Тут Русалка лукаво улыбнулся, съежил плеча и покачал головою, будто хотел сказать: то-то потеха! Потом приложил ухо к двери. Вот что там говорили. «Хе-хе-хе! Фоминишна, это твое дельце, – сказал мужской голос. – Ты навела меня на татар, а теперь вижу, куда гнешь… Спасибо, спасибо!» Скрипнула дверь, и послышался голос женщины: «Пора! Тебе уж вся Русь кланяется этим именем, да и римский цесарь называет тебя своим братом». «Царь Иван, царь Иван!» – закричал опять старик. «Довольно, – прервал владычный голос мужчины, – у меня и без того много царя сидит в голове: не угомонишь ничем. На сердце пора, да на деле не то; давно глаз видит, да зуб неймет… Вся Русь?.. Где она? Где это царство, сильное, владычное, дружное, словно одно тело, у которого руки и ноги делают, что похочет голова?» «Ты угомонил татар, покорил Новгород и раскинул свою державу так широко, что можешь назваться царем русским», – прервала Софья Фоминишна. «Да, раскинул широко, и что захватил, то держу крепко; а тут на сердце налегли свои и вяжут меня. Подлинно, кровные!
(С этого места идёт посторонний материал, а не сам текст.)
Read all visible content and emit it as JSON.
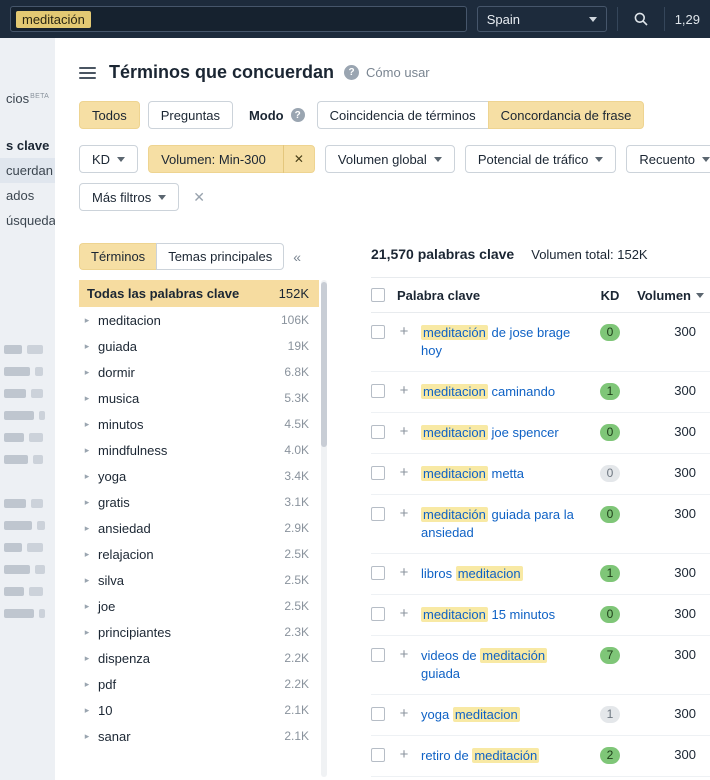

Кругом затынили меня Ярослав, Ростов, Углич, Рязань; не крепка и калитка моего царства на чужой Верее… едучи в свой Новгород, запинаюсь всегда о Тверь… Выгляни-ка в окно, люба моя; не увидишь ли из него чужого княжества, чужой трети! Подивись на каменные палаты, на чудные домы Божии моего стольного града, на хоромины наши… Чай, во фряжской земле таких не видано?.. Ох-ох-ох! инда зазорно было мне после немецкого». – «Храм Пречистой на диво построит нам Аристотель; скоро будут к нам новые палатные мастера… построят и тебе дворец, и твоим боярам палаты. Лет через пяток Москву не узнаешь». – «Прежде свалим тыны, срубим заставы, а там, если Господь продлит живота, построим себе и царские палаты. Тогда буду царем всея Руси не одним прозвищем; тогда скажу: видно, Бог избрал на то своего раба Ивана! Да, буду царем!» – С этим словом распахнулась дверь, и великий князь быстро вошел в брусяную избу, где стоял Русалка, успевший приготовить свою личину по надобности.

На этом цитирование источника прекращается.